Matheus Cunha projeta reencontro com Haaland e descarta favoritismo contra a Noruega
Artilheiro da Seleção com três gols na Copa do Mundo detalha duelo particular com o astro do City e as variações táticas após a lesão de Paquetá.
A Seleção Brasileira entra na fase de mata-mata da Copa do Mundo com um desafio de peso pela frente. O atacante Matheus Cunha, que se consolidou como titular e já soma três gols na competição, concedeu entrevista coletiva nesta sexta-feira em Nova Jersey, projetando o duelo das oitavas de final contra a Noruega. O centroavante, que atua no Manchester United, falou abertamente sobre o reencontro com Erling Haaland, seu rival de cidade na Inglaterra.
O Duelo de Titãs da Premier League
Acostumado a enfrentar Haaland tanto na Bundesliga quanto na Premier League, Cunha destacou a qualidade do adversário, mas ressaltou o conhecimento mútuo entre as equipes. "É um grande jogador. Já demonstrou isso em todos os momentos", afirmou o camisa 9. Para o brasileiro, a chave para anular o ataque norueguês não está apenas em um homem, mas na atenção coletiva aos detalhes.
"Temos um relacionamento saudável. Sabemos como os dois podem ser importantes e não será diferente. O ataque deles é muito forte. Quase todos os fins de semana jogamos contra. Temos que estar atentos não só a ele, mas a todos", alertou o atacante, que deve liderar a linha ofensiva brasileira no domingo.
Pés no chão e o 'Mito' do Favoritismo
Mesmo com o peso das cinco estrelas no peito e as casas de apostas apontando o Brasil como favorito, Matheus Cunha fez questão de afastar qualquer clima de 'já ganhou'. O jogador rebateu as declarações do próprio Haaland, que classificou a Noruega como zebra no confronto.
"Eu vejo pouco sobre favoritismo. Não busco estas informações. Favoritismo não entra em campo. Por mais que se tenha confiança nos seus companheiros, não ajuda em campo. Temos que focar nos 90 minutos que tudo pode acontecer", ponderou o artilheiro, reforçando o discurso de cautela que impera no elenco comandado por Carlo Ancelotti.
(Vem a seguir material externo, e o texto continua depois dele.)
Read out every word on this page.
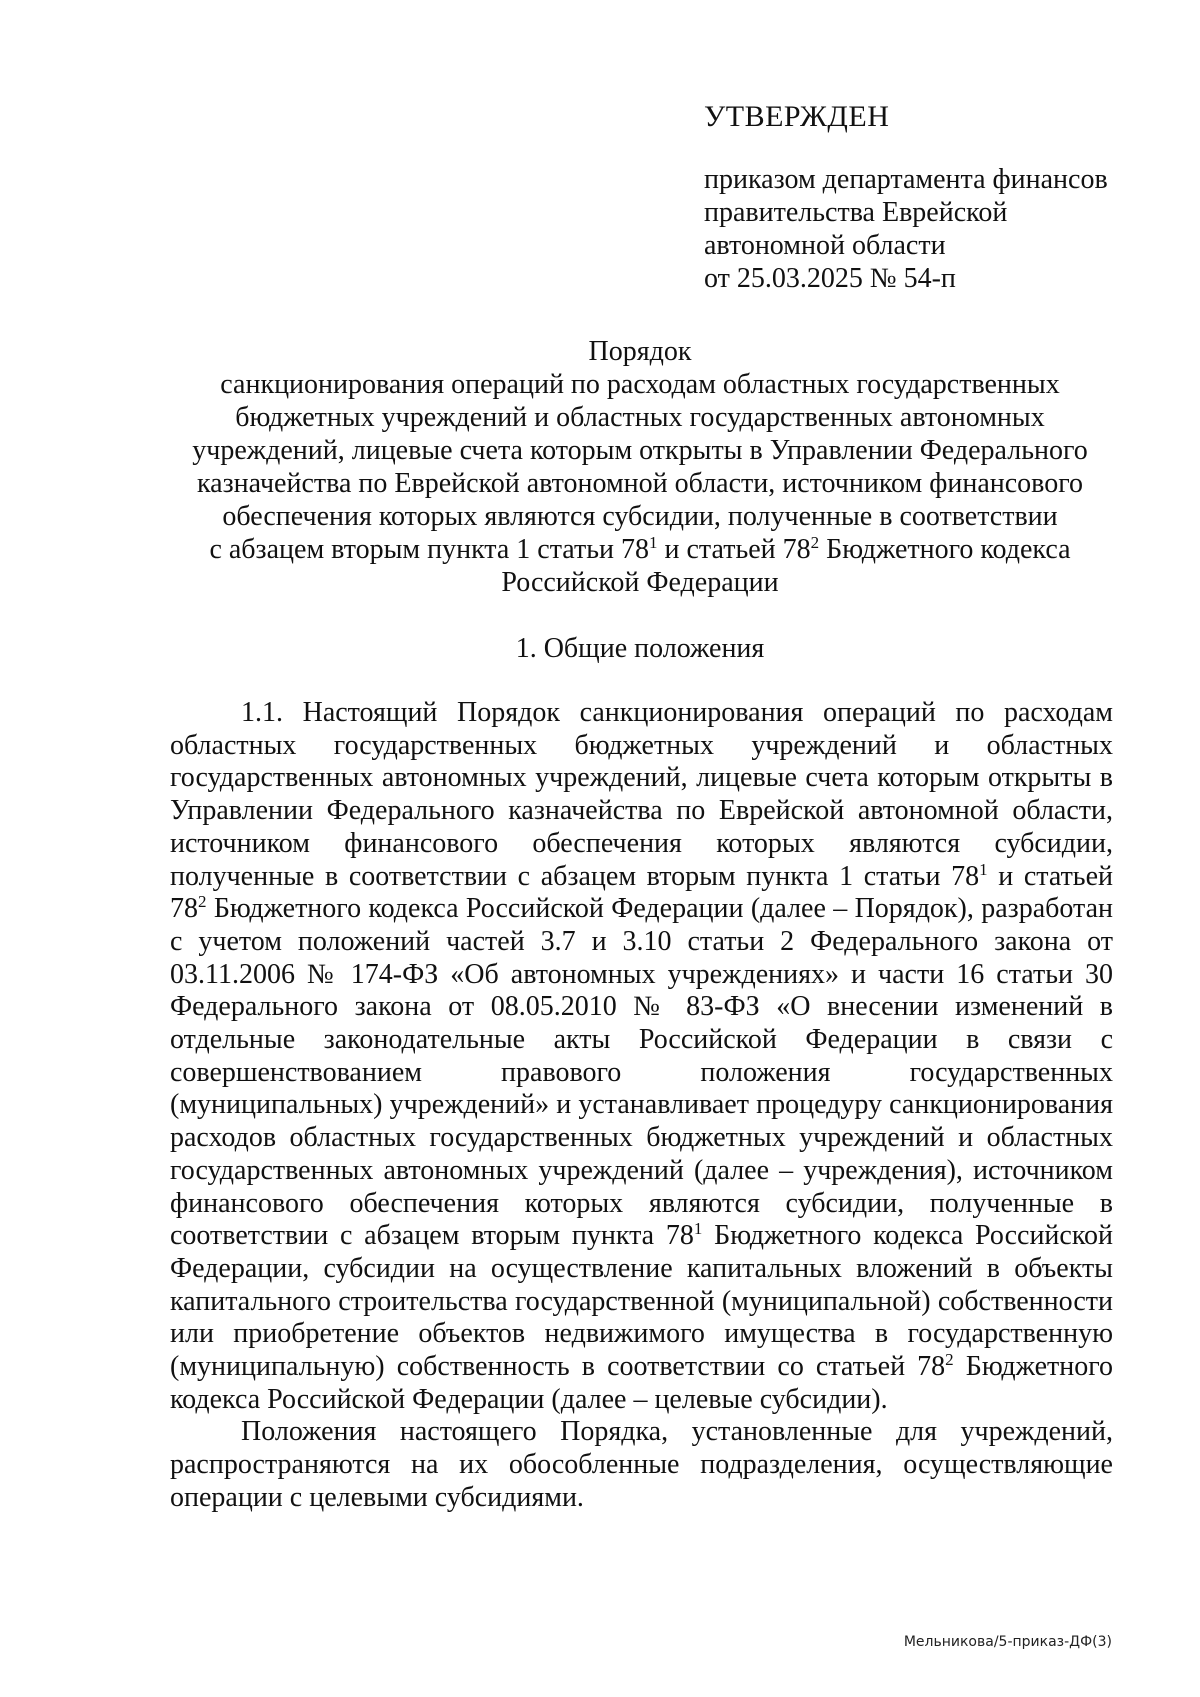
УТВЕРЖДЕН
приказом департамента финансов
правительства Еврейской
автономной области
от 25.03.2025 № 54-п
Порядок
санкционирования операций по расходам областных государственных
бюджетных учреждений и областных государственных автономных
учреждений, лицевые счета которым открыты в Управлении Федерального
казначейства по Еврейской автономной области, источником финансового
обеспечения которых являются субсидии, полученные в соответствии
с абзацем вторым пункта 1 статьи $78^1$ и статьей $78^2$ Бюджетного кодекса
Российской Федерации
1. Общие положения

1.1. Настоящий Порядок санкционирования операций по расходам областных государственных бюджетных учреждений и областных государственных автономных учреждений, лицевые счета которым открыты в Управлении Федерального казначейства по Еврейской автономной области, источником финансового обеспечения которых являются субсидии, полученные в соответствии с абзацем вторым пункта 1 статьи $78^1$ и статьей $78^2$ Бюджетного кодекса Российской Федерации (далее – Порядок), разработан с учетом положений частей 3.7 и 3.10 статьи 2 Федерального закона от 03.11.2006 № 174-ФЗ «Об автономных учреждениях» и части 16 статьи 30 Федерального закона от 08.05.2010 № 83-ФЗ «О внесении изменений в отдельные законодательные акты Российской Федерации в связи с совершенствованием правового положения государственных (муниципальных) учреждений» и устанавливает процедуру санкционирования расходов областных государственных бюджетных учреждений и областных государственных автономных учреждений (далее – учреждения), источником финансового обеспечения которых являются субсидии, полученные в соответствии с абзацем вторым пункта $78^1$ Бюджетного кодекса Российской Федерации, субсидии на осуществление капитальных вложений в объекты капитального строительства государственной (муниципальной) собственности или приобретение объектов недвижимого имущества в государственную (муниципальную) собственность в соответствии со статьей $78^2$ Бюджетного кодекса Российской Федерации (далее – целевые субсидии).

Положения настоящего Порядка, установленные для учреждений, распространяются на их обособленные подразделения, осуществляющие операции с целевыми субсидиями.

Мельникова/5-приказ-ДФ(3)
Variações Táticas sem Paquetá
A ausência de Lucas Paquetá, lesionado, abre uma lacuna no meio-campo e pode mudar a função de Cunha. O atacante explicou que está pronto para ser mais do que um finalizador. Dependendo da escolha do treinador — entre peças como Danilo Santos, Gabriel Martinelli ou Endrick —, o camisa 9 pode atuar de forma mais recuada.
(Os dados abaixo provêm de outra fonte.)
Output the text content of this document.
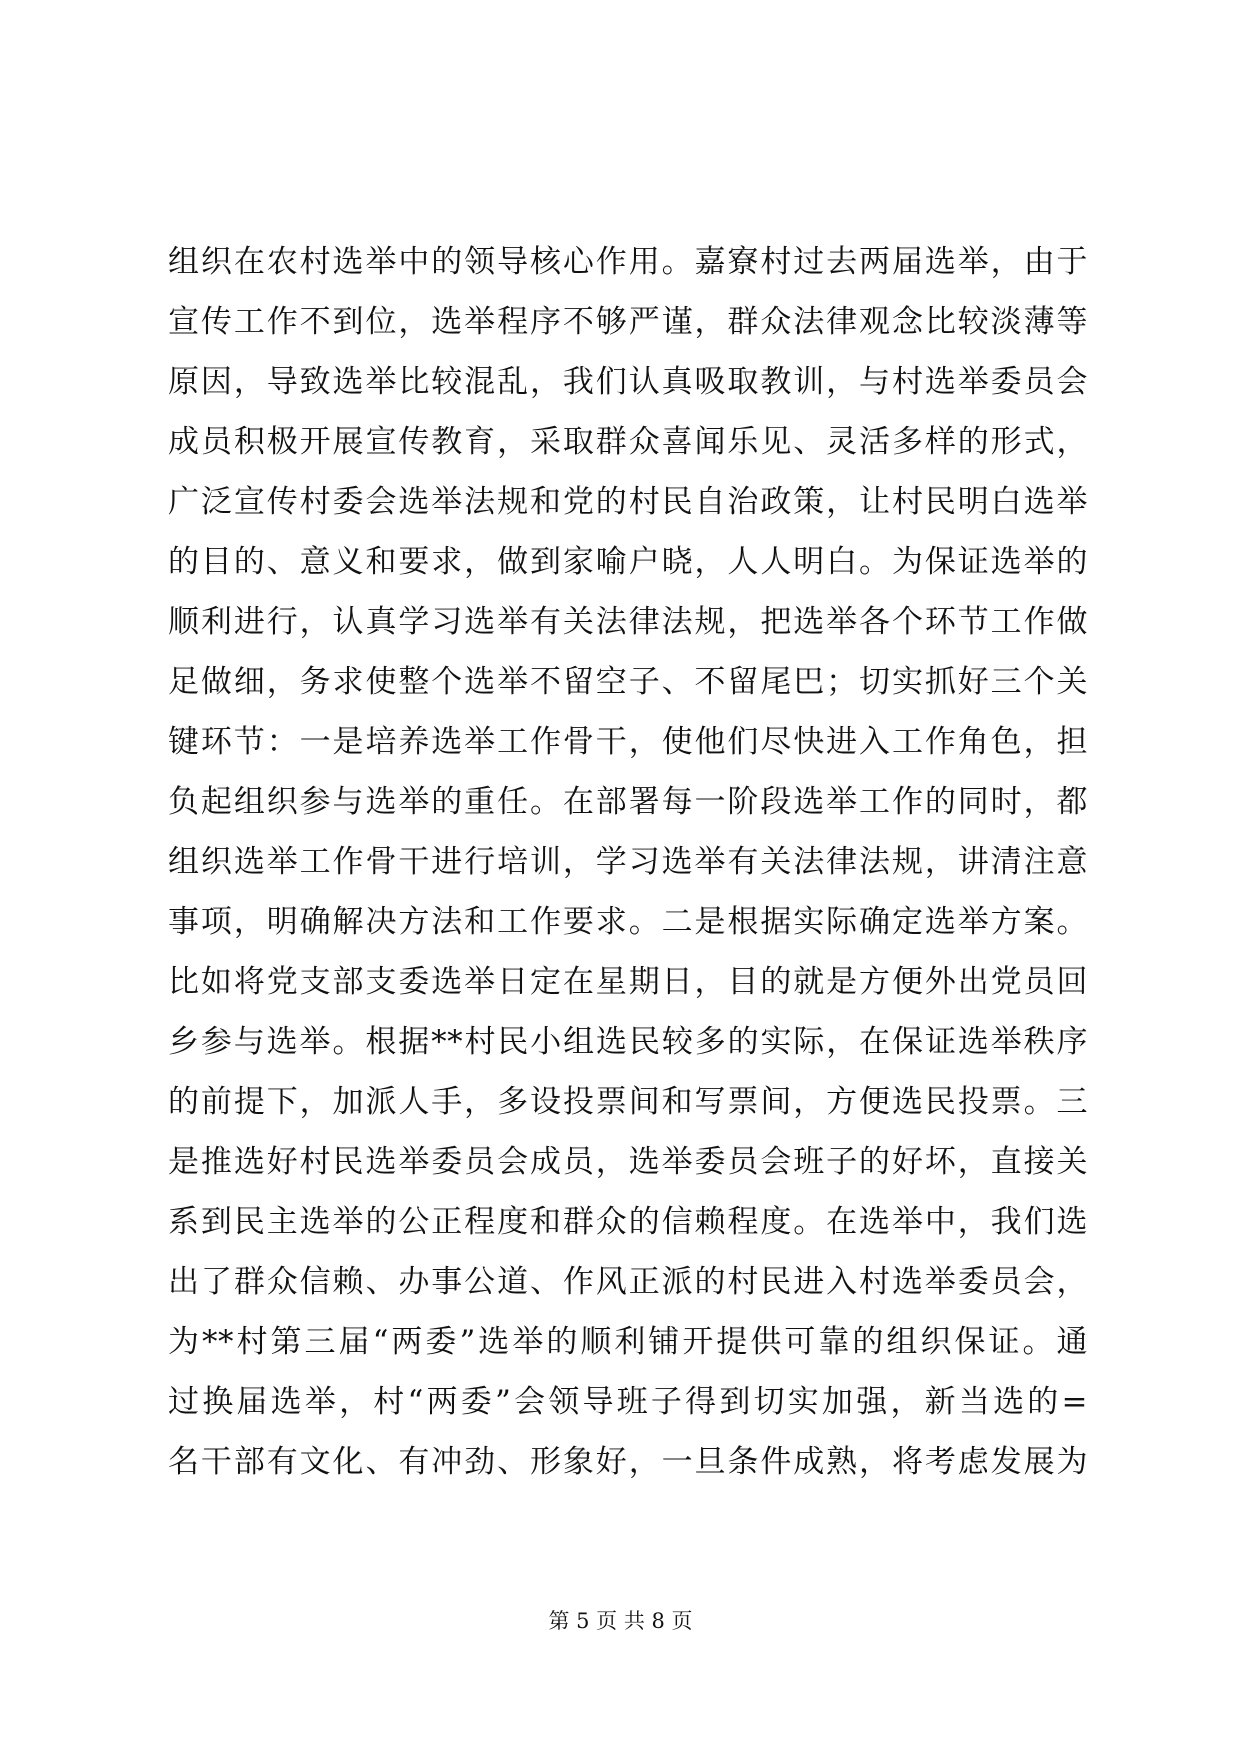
组织在农村选举中的领导核心作用。嘉寮村过去两届选举，由于
宣传工作不到位，选举程序不够严谨，群众法律观念比较淡薄等
原因，导致选举比较混乱，我们认真吸取教训，与村选举委员会
成员积极开展宣传教育，采取群众喜闻乐见、灵活多样的形式，
广泛宣传村委会选举法规和党的村民自治政策，让村民明白选举
的目的、意义和要求，做到家喻户晓，人人明白。为保证选举的
顺利进行，认真学习选举有关法律法规，把选举各个环节工作做
足做细，务求使整个选举不留空子、不留尾巴；切实抓好三个关
键环节：一是培养选举工作骨干，使他们尽快进入工作角色，担
负起组织参与选举的重任。在部署每一阶段选举工作的同时，都
组织选举工作骨干进行培训，学习选举有关法律法规，讲清注意
事项，明确解决方法和工作要求。二是根据实际确定选举方案。
比如将党支部支委选举日定在星期日，目的就是方便外出党员回
乡参与选举。根据**村民小组选民较多的实际，在保证选举秩序
的前提下，加派人手，多设投票间和写票间，方便选民投票。三
是推选好村民选举委员会成员，选举委员会班子的好坏，直接关
系到民主选举的公正程度和群众的信赖程度。在选举中，我们选
出了群众信赖、办事公道、作风正派的村民进入村选举委员会，
为**村第三届“两委”选举的顺利铺开提供可靠的组织保证。通
过换届选举，村“两委”会领导班子得到切实加强，新当选的=
名干部有文化、有冲劲、形象好，一旦条件成熟，将考虑发展为
第 5 页 共 8 页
"Em muitos momentos eu estou de 9 e tenho que estar flutuando como o ponta do losango ou como um meia de criação. De acordo com os jogos, a comissão dar funções diferentes aos atletas é muito comum. Contra o Japão, o plano era flutuar mais para criar jogadas contra blocos compactos", explicou o atleta, detalhando sua polivalência.
Brasil e Noruega medem forças no domingo, às 17h (de Brasília), no Estádio de Nova York e Nova Jersey. O vencedor do confronto garante vaga nas quartas de final para enfrentar quem passar do duelo entre México e Inglaterra.